Commonplace
-
www.common-place.org · vol. 6 · no. 2 · January 2006
-

Tales from the Vault

Sharon Block
Doing More with Digitization
An introduction to topic modeling of early American sources

In the 1990s, for a research project on colonial sexual coercion, I read hundreds of microfilmed early American newspapers for references to rape trials. Partway through my research, Accessible Archives released CD-ROMs of the Pennsylvania Gazette that were fully text searchable. I remember waiting eagerly for the processing of each new Gazette folio so that a simple keyword search could generate a list (printed on a dot-matrix printer) of all occurrences of the word rape in that folio’s years.

A mere decade later, I am disappointed when an article or source is not available at the stroke of a few keys. Despite justified concerns over this exploding technology (Who will have access to these documents? Does the digitization of select documents re-privilege certain kinds of history?), historical-document digitization has enormously expanded research capabilities. What used to require months of searching can now be accomplished in an afternoon.

Unlike traditional classification systems where texts are fit into preexisting schema (such as Library of Congress subject headings), topic modeling determines the comprehensive list of subjects through its analysis of the word occurrences throughout a corpus of texts.

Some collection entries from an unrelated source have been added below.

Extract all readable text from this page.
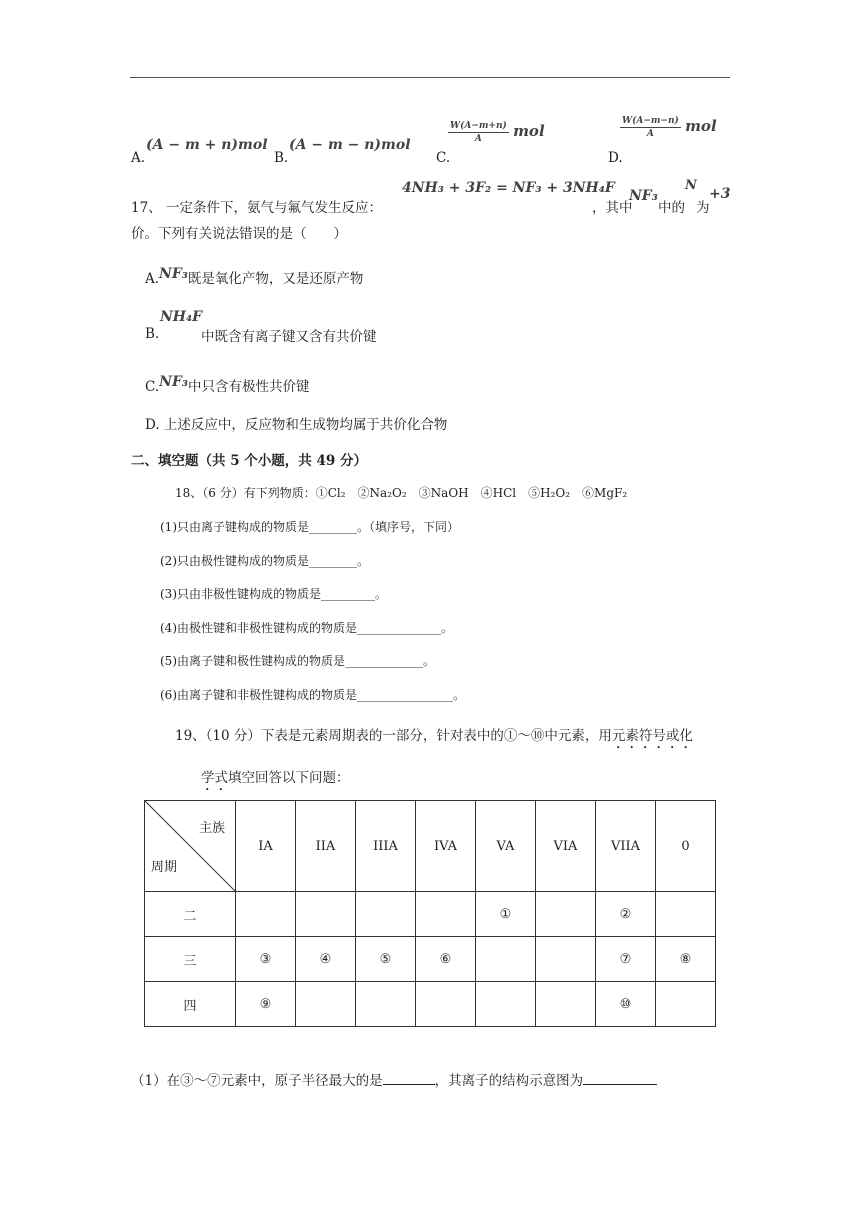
A.
(A − m + n)mol
B.
(A − m − n)mol
C.
$\frac{W(A-m+n)}{A}$ mol
D.
$\frac{W(A-m-n)}{A}$ mol
17、 一定条件下，氨气与氟气发生反应：
4NH₃ + 3F₂ = NF₃ + 3NH₄F
，其中
NF₃
中的
N
为
+3
价。下列有关说法错误的是（　　）
A.NF₃既是氧化产物，又是还原产物
B.
NH₄F
中既含有离子键又含有共价键
C.NF₃中只含有极性共价键
D. 上述反应中，反应物和生成物均属于共价化合物
二、填空题（共 5 个小题，共 49 分）
18、（6 分）有下列物质：①Cl₂　②Na₂O₂　③NaOH　④HCl　⑤H₂O₂　⑥MgF₂
(1)只由离子键构成的物质是________。（填序号，下同）
(2)只由极性键构成的物质是________。
(3)只由非极性键构成的物质是_________。
(4)由极性键和非极性键构成的物质是______________。
(5)由离子键和极性键构成的物质是_____________。
(6)由离子键和非极性键构成的物质是________________。
19、（10 分）下表是元素周期表的一部分，针对表中的①～⑩中元素，用元素符号或化
学式填空回答以下问题：
主族
周期	IA	IIA	IIIA	IVA	VA	VIA	VIIA	0
二					①		②	
三	③	④	⑤	⑥			⑦	⑧
四	⑨						⑩	
（1）在③～⑦元素中，原子半径最大的是	，其离子的结构示意图为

Yet having this material available electronically and fully searchable has created some new problems. Already we are seeing the limitations of keyword searching. In any given set of documents, some keywords are too broad in their meaning, some are too narrow, and others have too many different meanings. The results of keyword searches are quite often incomplete or full of "noise," irrelevant results that make it hard to find what you are looking for. For searching to be effective, access needs to be supplemented by analysis.

One promising way to move beyond keyword searching is to program computers not only to find words in these huge document collections but also to analyze documents by grouping them in subject classifications. This would provide a comprehensive indexing system that would far surpass human-indexing capabilities, but, even better, it would give scholars a complete picture of how their particular subject related to other subjects in that collection of documents: How much relative print space did the colonists give to discussions of Indians, of crime, or of politics? How did the entire contents of an eighteenth-century newspaper change over time?

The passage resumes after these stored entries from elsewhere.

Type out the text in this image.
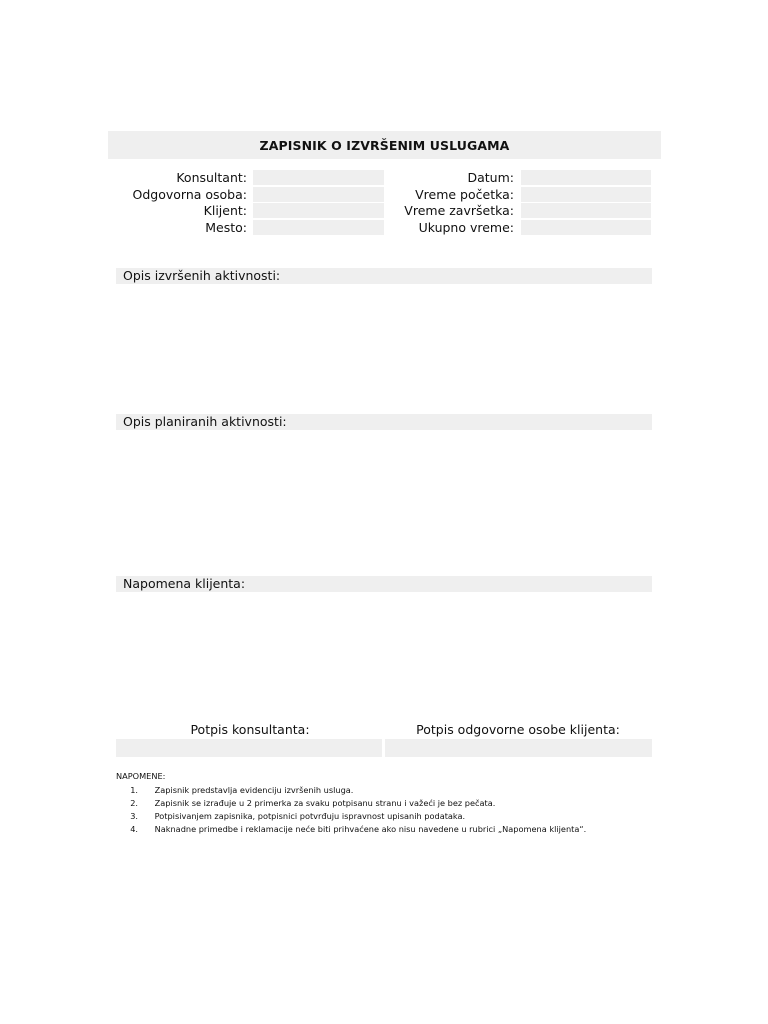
ZAPISNIK O IZVRŠENIM USLUGAMA
Konsultant:
Odgovorna osoba:
Klijent:
Mesto:
Datum:
Vreme početka:
Vreme završetka:
Ukupno vreme:
Opis izvršenih aktivnosti:
Opis planiranih aktivnosti:
Napomena klijenta:
Potpis konsultanta:	Potpis odgovorne osobe klijenta:
NAPOMENE:
1. Zapisnik predstavlja evidenciju izvršenih usluga.
2. Zapisnik se izrađuje u 2 primerka za svaku potpisanu stranu i važeći je bez pečata.
3. Potpisivanjem zapisnika, potpisnici potvrđuju ispravnost upisanih podataka.
4. Naknadne primedbe i reklamacije neće biti prihvaćene ako nisu navedene u rubrici „Napomena klijenta“.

A new kind of data-mining technique called topic modeling does just this. Topic modeling is based on the idea that individual documents are made up of one or more topics. It uses emerging technologies in computer science to automatically cluster topically similar documents by determining the groups of words that tend to co-occur in them. Most importantly, topic modeling creates topical categories without a priori subject definitions. This may be the hardest concept to understand about topic modeling: unlike traditional classification systems where texts are fit into preexisting schema (such as Library of Congress subject headings), topic modeling determines the comprehensive list of subjects through its analysis of the word occurrences throughout a corpus of texts. The content of the documents—not a human indexer—determines the topics collectively found in those documents. Sound hard to wrap your mind around? Before the math-challenged historians stop reading, let me try to put this in more accessible terms.

The Concepts behind Topic Modeling

Remember the $10,000 Pyramid hosted by Dick Clark? It was a game show started in the 1970s in which minor celebrities shouted a series of words or phrases and their contestant partners tried to guess the category to which those words belonged. So "dog…parrot…cat…goldfish…pot-bellied pig" would be possible hints for the category "Animals you keep as pets!"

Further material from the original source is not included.